I stare at him for a few moments through the gathering dawn, wondering what initial impressions he’s already formed of me. “What does that mean?”
“I may ask questions that make you uncomfortable or that you find offensive. I want you to remember that I’m just doing my job the best way I know how. Like you said, we all just want to find your wife’s killer.”
As the sun’s rays crawl over the horizon, I stagger up the short stone walkway to my house—clutching Melanie’s pocketbook—aware that Reggie hasn’t driven away. Aware that he’s watching me and that he’s already begun his investigation.
Melanie’s memorial service is a private affair, just as our wedding was. I had her body cremated, and now I’ve arranged this brief ceremony at a funeral home a few minutes from our house. The only people who attend are Melanie’s parents, her sister, an aunt who lives in southwestern Virginia, one of Melanie’s coworkers, and my friend Vincent Carlucci. No one from my family comes because there isn’t anyone. I’m an only child, both of my parents are dead, and my mother’s two sisters live in Atlanta. Too far for them to travel. Besides, like my mother, they never cared for Melanie. And I never knew any of my father’s relatives, so there wasn’t anyone from his side to invite.

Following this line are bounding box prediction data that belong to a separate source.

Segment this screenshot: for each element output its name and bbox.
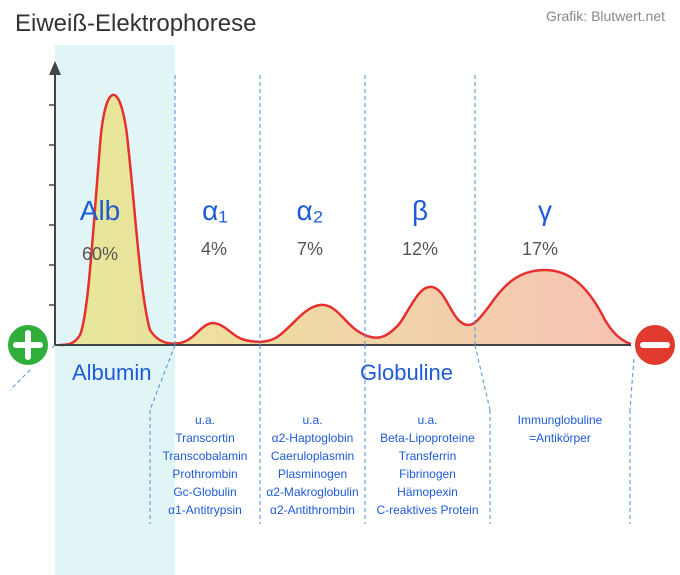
fraction-percent-gamma: 17% [522, 239, 558, 259]
guide-line [475, 345, 490, 410]
fraction-label-gamma: γ [538, 195, 552, 226]
subgroup-item: Transcortin [175, 431, 235, 445]
subgroup-item: =Antikörper [529, 431, 591, 445]
subgroup-item: α2-Antithrombin [270, 503, 355, 517]
fraction-percent-beta: 12% [402, 239, 438, 259]
fraction-label-alb: Alb [80, 195, 120, 226]
subgroup-header: u.a. [195, 413, 215, 427]
subgroup-item: α2-Haptoglobin [272, 431, 354, 445]
fraction-label-alpha1: α₁ [202, 195, 228, 226]
credit-text: Grafik: Blutwert.net [546, 8, 665, 24]
fraction-label-alpha2: α₂ [296, 195, 323, 226]
section-albumin: Albumin [72, 360, 151, 385]
subgroup-item: Gc-Globulin [173, 485, 236, 499]
subgroup-header: u.a. [417, 413, 437, 427]
subgroup-item: Transcobalamin [163, 449, 248, 463]
subgroup-item: α1-Antitrypsin [168, 503, 242, 517]
subgroup-item: Immunglobuline [518, 413, 603, 427]
subgroup-item: Plasminogen [278, 467, 347, 481]
subgroup-item: Caeruloplasmin [271, 449, 354, 463]
subgroup-item: Beta-Lipoproteine [380, 431, 475, 445]
fraction-percent-alpha2: 7% [297, 239, 323, 259]
subgroup-item: Prothrombin [172, 467, 237, 481]
subgroup-header: u.a. [302, 413, 322, 427]
fraction-label-beta: β [412, 195, 428, 226]
subgroup-item: α2-Makroglobulin [266, 485, 358, 499]
subgroup-item: Fibrinogen [399, 467, 456, 481]
subgroup-item: C-reaktives Protein [376, 503, 478, 517]
fraction-percent-alpha1: 4% [201, 239, 227, 259]
electrophoresis-chart: Alb 60% α₁ 4% α₂ 7% β 12% γ 17% Albumin Globuline u.… [0, 45, 680, 575]
subgroup-item: Transferrin [399, 449, 457, 463]
fraction-percent-alb: 60% [82, 244, 118, 264]
page-title: Eiweiß-Elektrophorese [15, 10, 256, 38]
subgroup-item: Hämopexin [397, 485, 458, 499]
chart-svg: Alb 60% α₁ 4% α₂ 7% β 12% γ 17% Albumin Globuline u.… [0, 45, 680, 575]
section-globuline: Globuline [360, 360, 453, 385]
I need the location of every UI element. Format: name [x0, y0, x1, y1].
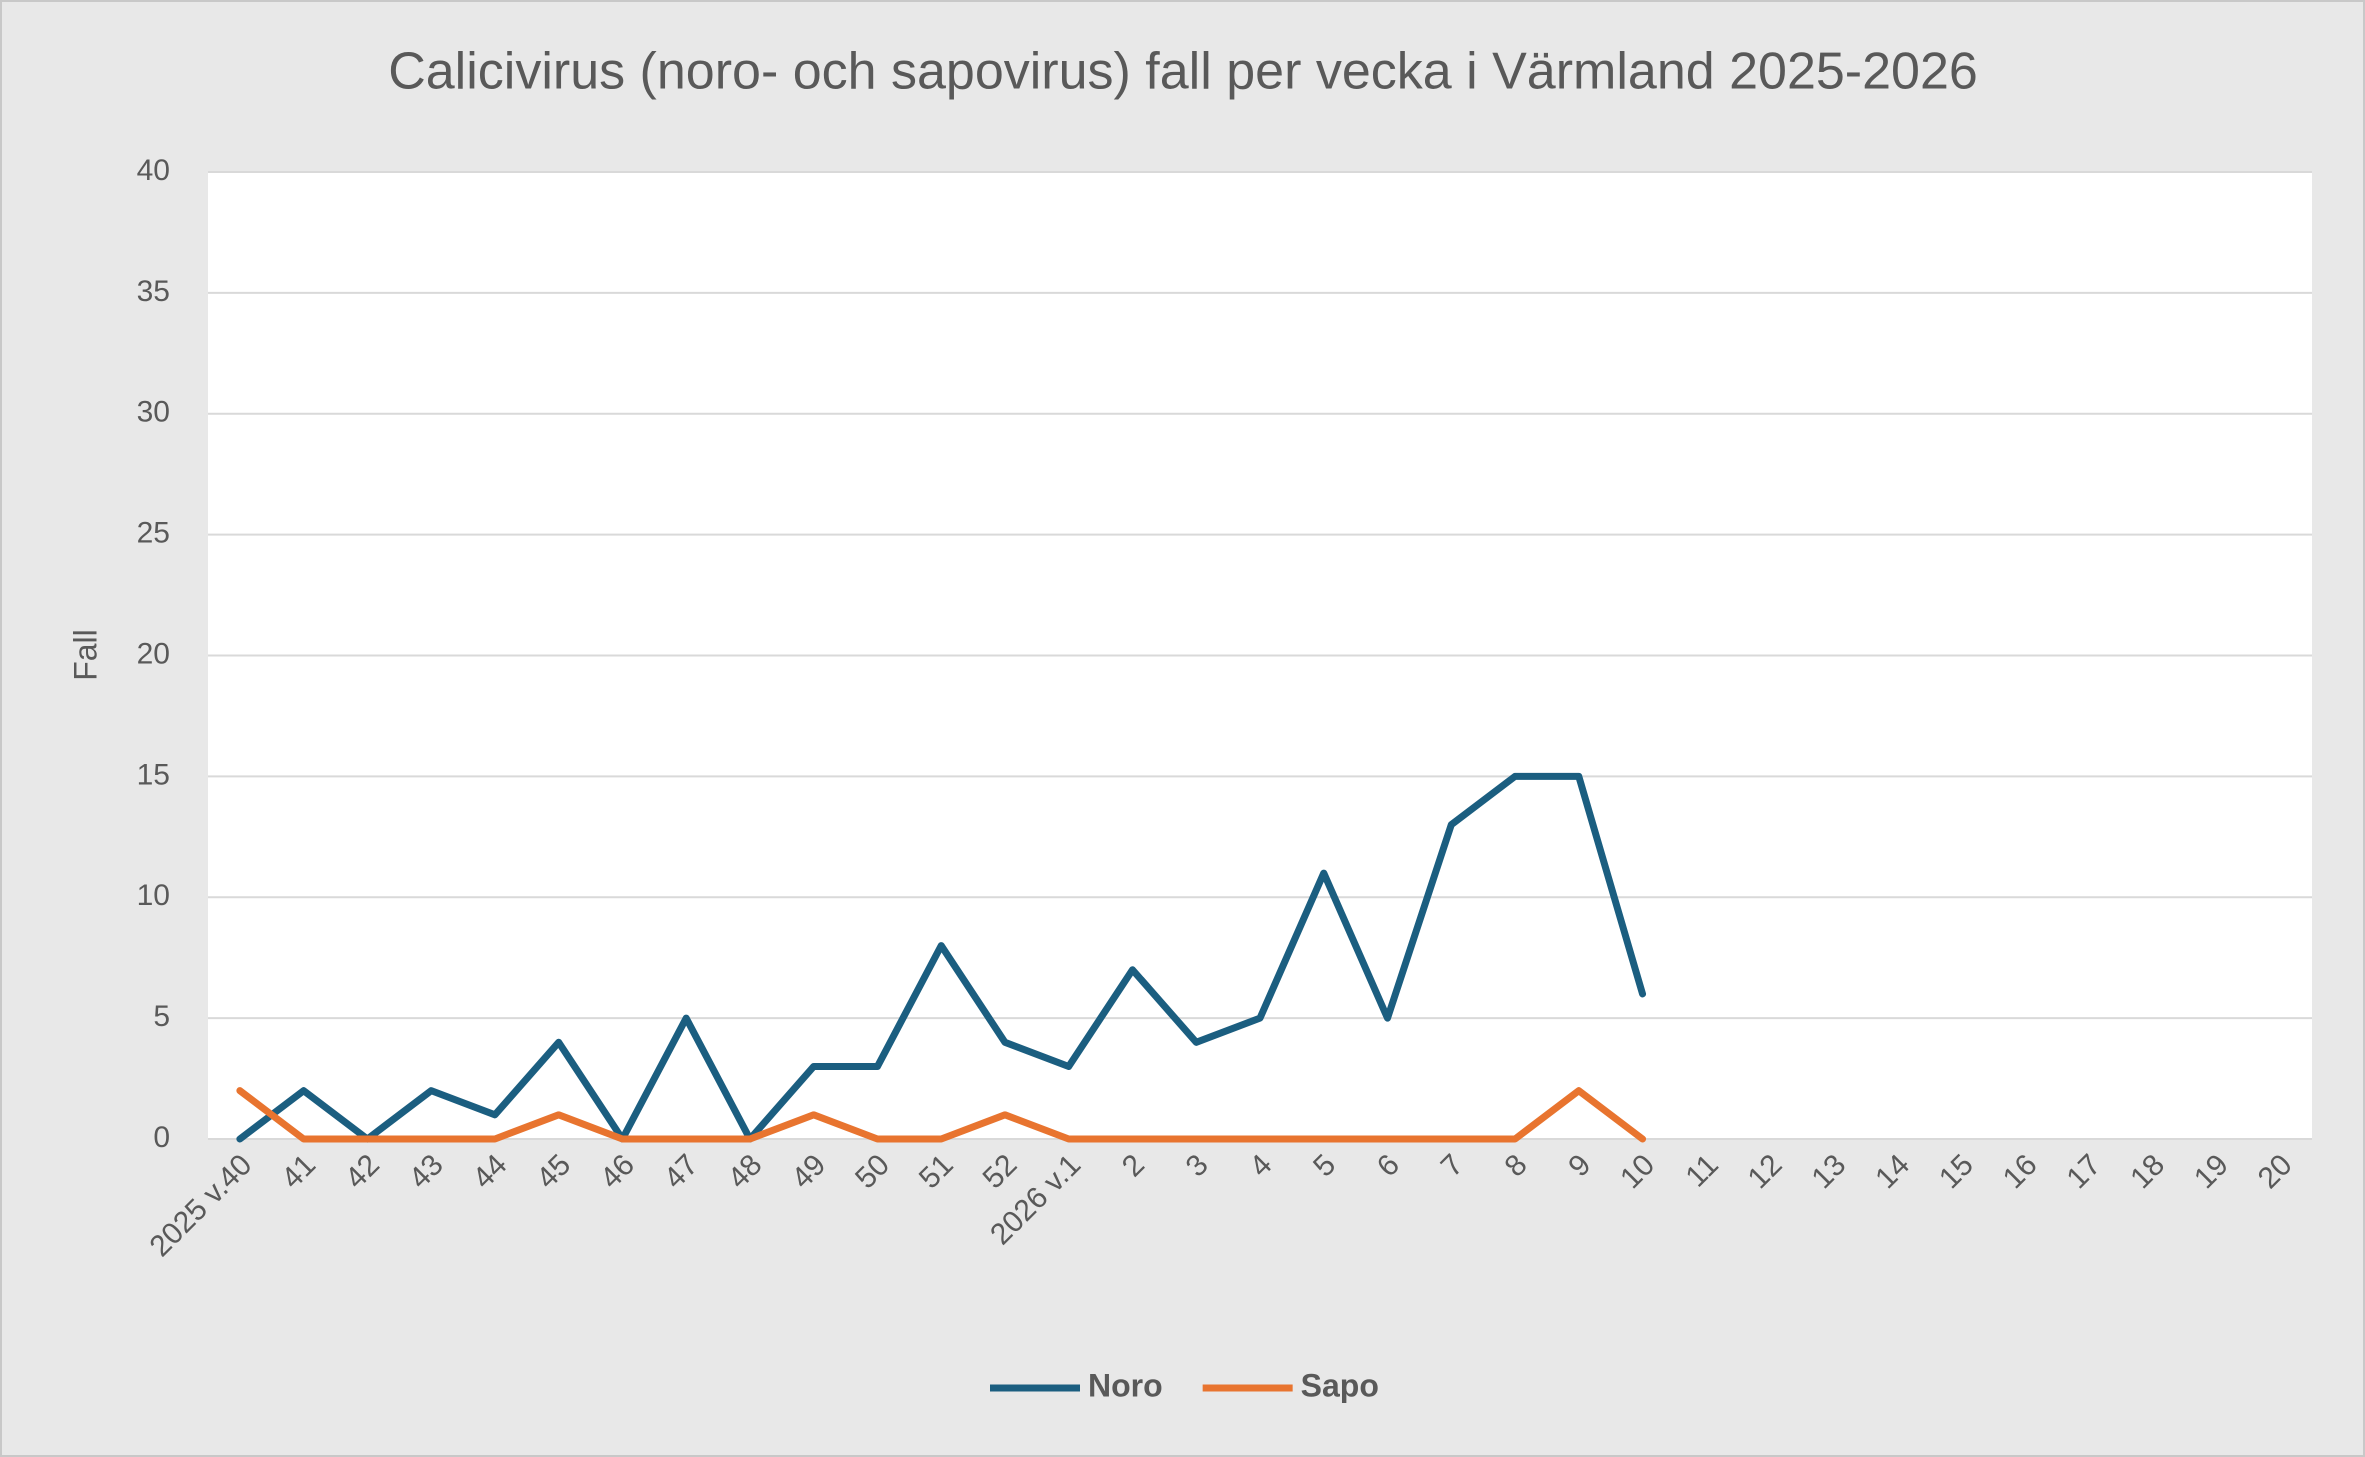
- y-tick-label: 40: [137, 154, 170, 187]
- y-tick-label: 10: [137, 879, 170, 912]
- y-tick-label: 30: [137, 396, 170, 429]
- line-series: [236, 1087, 1647, 1143]
- line-series: [236, 772, 1647, 1143]
- y-tick-label: 20: [137, 637, 170, 670]
- legend-label: Noro: [1088, 1367, 1163, 1403]
- chart-title: Calicivirus (noro- och sapovirus) fall p…: [388, 43, 1978, 101]
- y-tick-label: 0: [153, 1121, 170, 1154]
- y-tick-label: 35: [137, 275, 170, 308]
- y-axis-label: Fall: [67, 629, 103, 681]
- legend-label: Sapo: [1301, 1367, 1379, 1403]
- y-tick-label: 15: [137, 758, 170, 791]
- y-tick-label: 25: [137, 517, 170, 550]
- y-tick-label: 5: [153, 1000, 170, 1033]
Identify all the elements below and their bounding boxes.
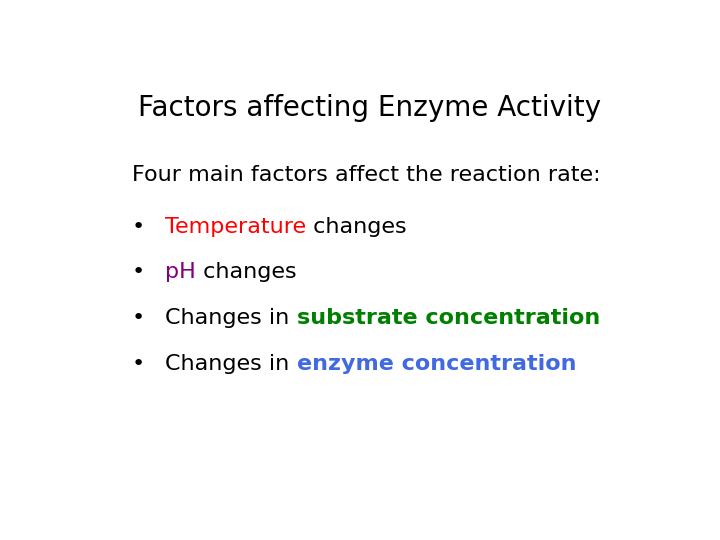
Text: Temperature: Temperature — [166, 217, 307, 237]
Text: Four main factors affect the reaction rate:: Four main factors affect the reaction ra… — [132, 165, 600, 185]
Text: pH: pH — [166, 262, 196, 282]
Text: •: • — [132, 308, 145, 328]
Text: Changes in: Changes in — [166, 308, 297, 328]
Text: Factors affecting Enzyme Activity: Factors affecting Enzyme Activity — [138, 94, 600, 122]
Text: •: • — [132, 217, 145, 237]
Text: •: • — [132, 354, 145, 374]
Text: substrate concentration: substrate concentration — [297, 308, 600, 328]
Text: enzyme concentration: enzyme concentration — [297, 354, 576, 374]
Text: Changes in: Changes in — [166, 354, 297, 374]
Text: changes: changes — [307, 217, 407, 237]
Text: •: • — [132, 262, 145, 282]
Text: changes: changes — [196, 262, 297, 282]
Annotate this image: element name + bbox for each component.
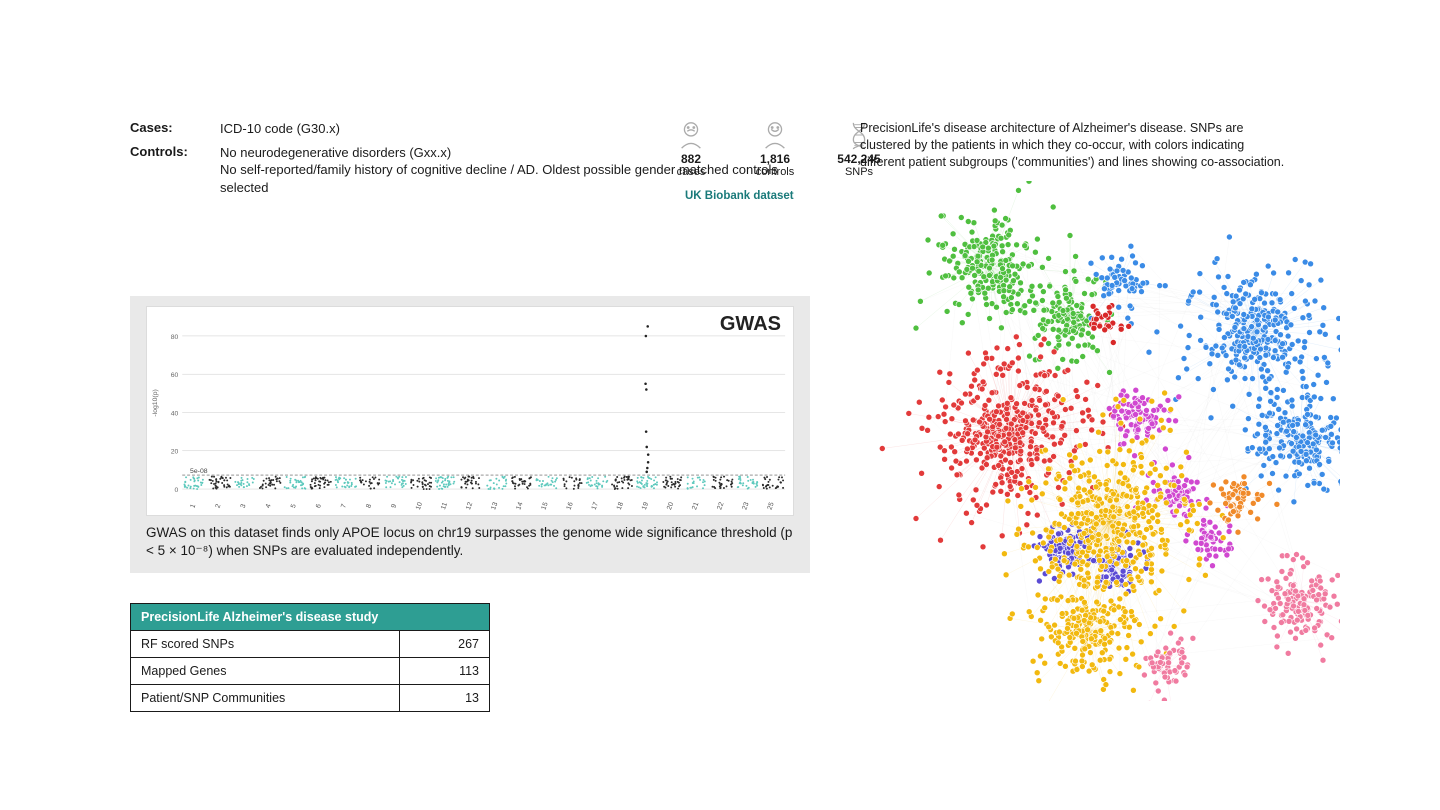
gwas-caption: GWAS on this dataset finds only APOE loc… xyxy=(146,524,794,560)
cases-label: cases xyxy=(677,166,706,178)
svg-text:8: 8 xyxy=(365,503,373,509)
study-row-label: Patient/SNP Communities xyxy=(131,684,400,711)
svg-text:22: 22 xyxy=(716,501,725,511)
svg-text:19: 19 xyxy=(641,501,650,511)
svg-text:5: 5 xyxy=(290,503,298,509)
controls-def-label: Controls: xyxy=(130,144,220,197)
right-column: PrecisionLife's disease architecture of … xyxy=(860,120,1340,701)
svg-text:17: 17 xyxy=(591,501,600,511)
svg-text:4: 4 xyxy=(265,503,273,509)
svg-text:6: 6 xyxy=(315,503,323,509)
person-sad-icon xyxy=(676,120,706,150)
svg-text:14: 14 xyxy=(515,501,524,511)
study-row-label: Mapped Genes xyxy=(131,657,400,684)
cases-def-label: Cases: xyxy=(130,120,220,138)
svg-text:2: 2 xyxy=(215,503,223,509)
svg-text:13: 13 xyxy=(490,501,499,511)
svg-text:-log10(p): -log10(p) xyxy=(152,389,159,416)
study-row-value: 113 xyxy=(400,657,490,684)
svg-text:15: 15 xyxy=(540,501,549,511)
svg-text:3: 3 xyxy=(240,503,248,509)
svg-text:16: 16 xyxy=(566,501,575,511)
svg-text:21: 21 xyxy=(691,501,700,511)
person-happy-icon xyxy=(760,120,790,150)
gwas-panel: GWAS 020406080-log10(p)5e-08123456789101… xyxy=(130,296,810,572)
stat-controls: 1,816 controls xyxy=(744,120,806,178)
svg-text:25: 25 xyxy=(767,501,776,511)
svg-text:20: 20 xyxy=(666,501,675,511)
controls-number: 1,816 xyxy=(760,152,790,166)
network-caption: PrecisionLife's disease architecture of … xyxy=(860,120,1290,171)
stat-cases: 882 cases xyxy=(660,120,722,178)
study-table-header: PrecisionLife Alzheimer's disease study xyxy=(131,603,490,630)
cases-number: 882 xyxy=(681,152,701,166)
left-column: 882 cases 1,816 controls 542,245 SNPs UK… xyxy=(130,120,810,712)
network-svg xyxy=(860,181,1340,701)
svg-text:5e-08: 5e-08 xyxy=(190,468,208,475)
svg-text:0: 0 xyxy=(175,487,179,494)
study-table: PrecisionLife Alzheimer's disease study … xyxy=(130,603,490,712)
study-row-value: 267 xyxy=(400,630,490,657)
svg-text:18: 18 xyxy=(616,501,625,511)
manhattan-plot-svg: 020406080-log10(p)5e-0812345678910111213… xyxy=(147,307,793,513)
controls-label: controls xyxy=(756,166,795,178)
manhattan-plot: GWAS 020406080-log10(p)5e-08123456789101… xyxy=(146,306,794,516)
svg-text:12: 12 xyxy=(465,501,474,511)
dataset-label: UK Biobank dataset xyxy=(685,190,794,202)
svg-text:7: 7 xyxy=(340,503,348,509)
svg-text:10: 10 xyxy=(415,501,424,511)
study-row-value: 13 xyxy=(400,684,490,711)
svg-text:40: 40 xyxy=(171,411,179,418)
svg-text:20: 20 xyxy=(171,449,179,456)
study-row-label: RF scored SNPs xyxy=(131,630,400,657)
svg-text:1: 1 xyxy=(189,503,197,509)
network-diagram xyxy=(860,181,1340,701)
svg-text:9: 9 xyxy=(390,503,398,509)
svg-text:60: 60 xyxy=(171,372,179,379)
svg-text:23: 23 xyxy=(741,501,750,511)
svg-text:11: 11 xyxy=(440,502,449,511)
stats-row: 882 cases 1,816 controls 542,245 SNPs xyxy=(660,120,890,178)
svg-text:80: 80 xyxy=(171,334,179,341)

Melanie attended early Sunday services at a Catholic church near our house almost every week while I slept late. She’d been going for years, but suddenly stopped a few months ago. She never told me why. I would have held the memorial service at the church, but, in a way, I was afraid to talk to Father Dale, the priest there. She’d made such an abrupt break with her faith I was worried I’d find out something bad. So I held the service at the funeral home where I felt I would receive compassion from the proprietor, not judgment by association.
I stand behind the lectern, a framed photograph of Melanie resting on an easel beside me. It was taken when she was in high school, and it’s amazing how little she’d changed. Her parents brought it today. It was the only one we had.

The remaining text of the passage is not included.